A total of 43 school zone sites will now allow mobile speed cameras in an attempt to reduce speeding and improve road safety around schools, Minister for Road Safety Shane Rattenbury said. Gold Creek School is the only school in Gungahlin where a mobile speed camera can be used.
“Last year the ACT Government announced it would expand the number of locations where mobile speed vans could be located, including allowing them in school zones for the first time,” said Mr Rattenbury.
“The initial expansion included 52 additional sites, and focused on sites with a history of crashes. This year the expansion is focusing on school zones.
“Children are our most vulnerable road users and people who speed in school zones put children’s lives at risk.
“When I speak to parents and teachers at schools, one of the biggest concerns they have is road safety.
“The 40km/h speed limits in place around school zones aim to provide a safe environment for our children.
“Children do not have the developmental skills to make the crucial decisions to keep them safe when crossing the road. If a child runs onto the road 30 metres ahead of you while you’re driving at 50km/h in a school zone, you won’t be able to stop in time.
“We must ensure we have measures in place that deter and penalise those who break the law and put lives at risk by speeding.
“Mobile speed vans are a proven deterrent when it comes to speeding and it makes sense that we should allow these in schools zones, which is why I introduced regulation changes last year to support the use of mobile speed cameras on any road in the ACT.

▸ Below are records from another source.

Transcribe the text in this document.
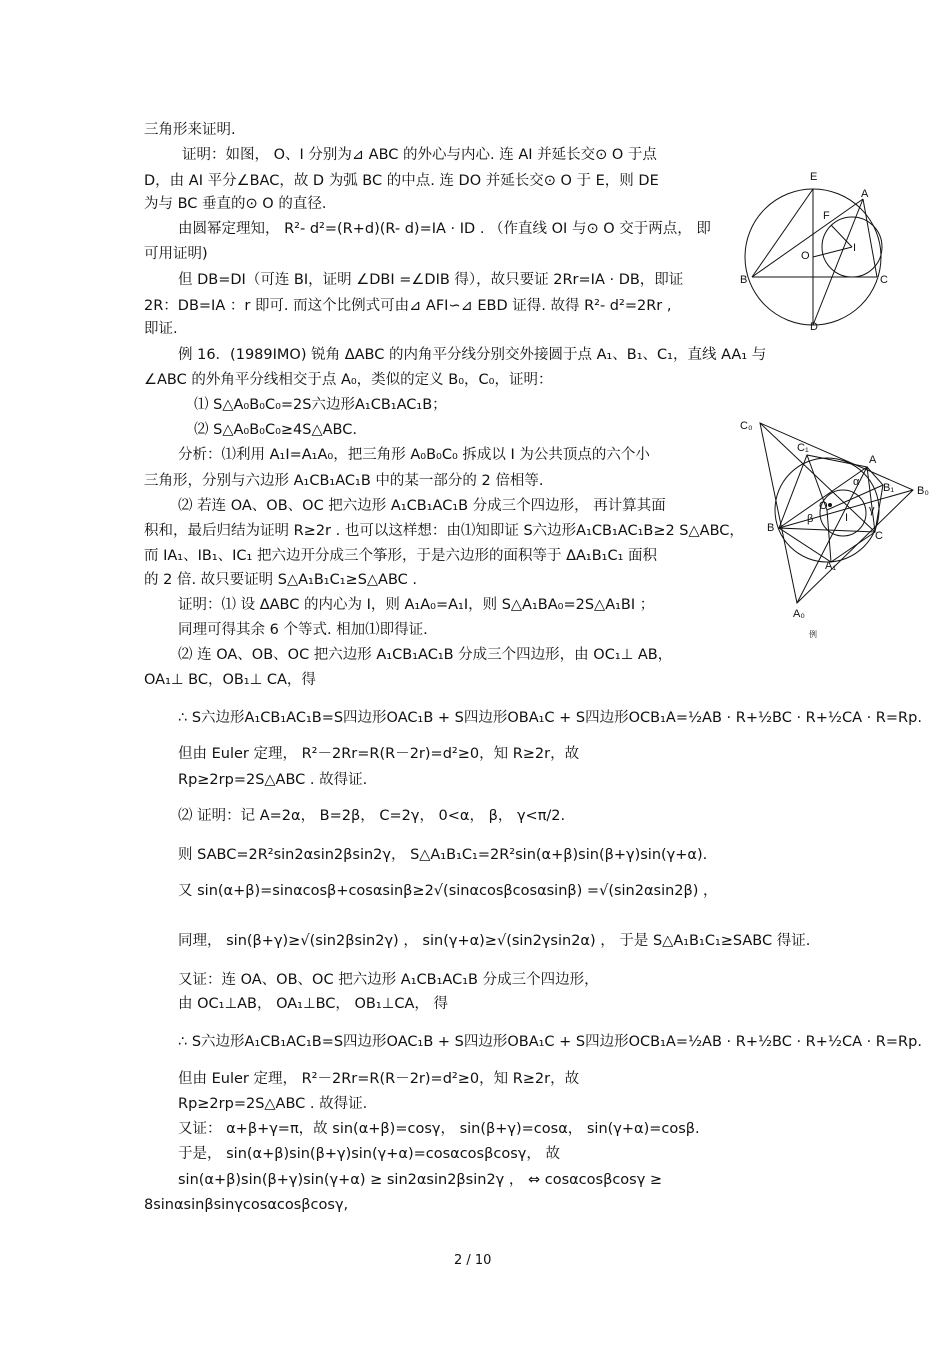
三角形来证明.
证明：如图， O、I 分别为⊿ ABC 的外心与内心. 连 AI 并延长交⊙ O 于点
D，由 AI 平分∠BAC，故 D 为弧 BC 的中点. 连 DO 并延长交⊙ O 于 E，则 DE
为与 BC 垂直的⊙ O 的直径.
由圆幂定理知， R²- d²=(R+d)(R- d)=IA · ID . （作直线 OI 与⊙ O 交于两点， 即
可用证明)
但 DB=DI（可连 BI，证明 ∠DBI =∠DIB 得），故只要证 2Rr=IA · DB，即证
2R：DB=IA ：r 即可. 而这个比例式可由⊿ AFI∽⊿ EBD 证得. 故得 R²- d²=2Rr ,
即证.
例 16．(1989IMO) 锐角 ΔABC 的内角平分线分别交外接圆于点 A₁、B₁、C₁，直线 AA₁ 与
∠ABC 的外角平分线相交于点 A₀，类似的定义 B₀，C₀，证明：
⑴ S△A₀B₀C₀=2S六边形A₁CB₁AC₁B；
⑵ S△A₀B₀C₀≥4S△ABC.
分析：⑴利用 A₁I=A₁A₀，把三角形 A₀B₀C₀ 拆成以 I 为公共顶点的六个小
三角形，分别与六边形 A₁CB₁AC₁B 中的某一部分的 2 倍相等.
⑵ 若连 OA、OB、OC 把六边形 A₁CB₁AC₁B 分成三个四边形， 再计算其面
积和，最后归结为证明 R≥2r . 也可以这样想：由⑴知即证 S六边形A₁CB₁AC₁B≥2 S△ABC，
而 IA₁、IB₁、IC₁ 把六边开分成三个筝形，于是六边形的面积等于 ΔA₁B₁C₁ 面积
的 2 倍. 故只要证明 S△A₁B₁C₁≥S△ABC .
证明：⑴ 设 ΔABC 的内心为 I，则 A₁A₀=A₁I，则 S△A₁BA₀=2S△A₁BI ；
同理可得其余 6 个等式. 相加⑴即得证.
⑵ 连 OA、OB、OC 把六边形 A₁CB₁AC₁B 分成三个四边形，由 OC₁⊥ AB，
OA₁⊥ BC，OB₁⊥ CA，得
∴ S六边形A₁CB₁AC₁B=S四边形OAC₁B + S四边形OBA₁C + S四边形OCB₁A=½AB · R+½BC · R+½CA · R=Rp.
但由 Euler 定理， R²－2Rr=R(R－2r)=d²≥0，知 R≥2r，故
Rp≥2rp=2S△ABC . 故得证.
⑵ 证明：记 A=2α， B=2β， C=2γ， 0<α， β， γ<π/2.
则 SABC=2R²sin2αsin2βsin2γ， S△A₁B₁C₁=2R²sin(α+β)sin(β+γ)sin(γ+α).
又 sin(α+β)=sinαcosβ+cosαsinβ≥2√(sinαcosβcosαsinβ) =√(sin2αsin2β) ，
同理， sin(β+γ)≥√(sin2βsin2γ) ， sin(γ+α)≥√(sin2γsin2α) ， 于是 S△A₁B₁C₁≥SABC 得证.
又证：连 OA、OB、OC 把六边形 A₁CB₁AC₁B 分成三个四边形，
由 OC₁⊥AB， OA₁⊥BC， OB₁⊥CA， 得
∴ S六边形A₁CB₁AC₁B=S四边形OAC₁B + S四边形OBA₁C + S四边形OCB₁A=½AB · R+½BC · R+½CA · R=Rp.
但由 Euler 定理， R²－2Rr=R(R－2r)=d²≥0，知 R≥2r，故
Rp≥2rp=2S△ABC . 故得证.
又证： α+β+γ=π，故 sin(α+β)=cosγ， sin(β+γ)=cosα， sin(γ+α)=cosβ.
于是， sin(α+β)sin(β+γ)sin(γ+α)=cosαcosβcosγ， 故
sin(α+β)sin(β+γ)sin(γ+α) ≥ sin2αsin2βsin2γ ， ⇔ cosαcosβcosγ ≥
8sinαsinβsinγcosαcosβcosγ,
E
A
F
I
O
B	C
D
C₀
C₁
A
B₁ B₀
α
O
β	I
γ
B
C
A₁
A₀
例
2 / 10
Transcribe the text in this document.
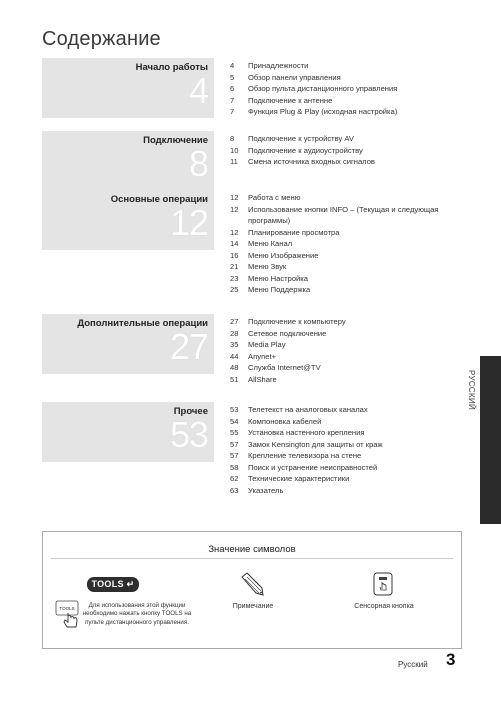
Содержание
Начало работы
4
4	Принадлежности
5	Обзор панели управления
6	Обзор пульта дистанционного управления
7	Подключение к антенне
7	Функция Plug & Play (исходная настройка)
Подключение
8
8	Подключение к устройству AV
10	Подключение к аудиоустройству
11	Смена источника входных сигналов
Основные операции
12
12	Работа с меню
12	Использование кнопки INFO – (Текущая и следующая программы)
12	Планирование просмотра
14	Меню Канал
16	Меню Изображение
21	Меню Звук
23	Меню Настройка
25	Меню Поддержка
Дополнительные операции
27
27	Подключение к компьютеру
28	Сетевое подключение
35	Media Play
44	Anynet+
48	Служба Internet@TV
51	AllShare
Прочее
53
53	Телетекст на аналоговых каналах
54	Компоновка кабелей
55	Установка настенного крепления
57	Замок Kensington для защиты от краж
57	Крепление телевизора на стене
58	Поиск и устранение неисправностей
62	Технические характеристики
63	Указатель
РУССКИЙ
Значение символов
TOOLS ↵
TOOLS	Для использования этой функции необходимо нажать кнопку TOOLS на пульте дистанционного управления.
Примечание	Сенсорная кнопка
Русский 3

“Schools across Canberra are now being assessed in order to confirm their suitability for mobile speed vans. The remaining 50 school sites will be assessed this year, and if suitable they will become part of our mobile camera expansion program.“Mobile speed cameras have been deployed to school zones over 200 times since the launch of school zone operations in October last year. Over this period the cameras have checked the speed of over 80,000 vehicles with 1,177 camera detected speeding infringements being issued.
“The highest speed detected was 40km/h over the posted speed limit at Radford College.”
“The key focus of the ACT Road Safety Action Plan 2016-2020 is to improve road safety for vulnerable road users, including addressing driver behaviour and road safety in and around our schools.
“Mobile cameras are just part of a range of new measures to improve road safety at schools. Other measures include the Active Streets Program which involves the use of 30km/h speed zones around high risk schools and dragon’s teeth road markings to further alert drivers on entry to school speed zones.
“The ACT Government works with schools and ACT Policing to ensure that we address risk taking behaviour around schools,” Mr Rattenbury said.
All mobile speed camera locations can be found at www.justice.act.gov.au.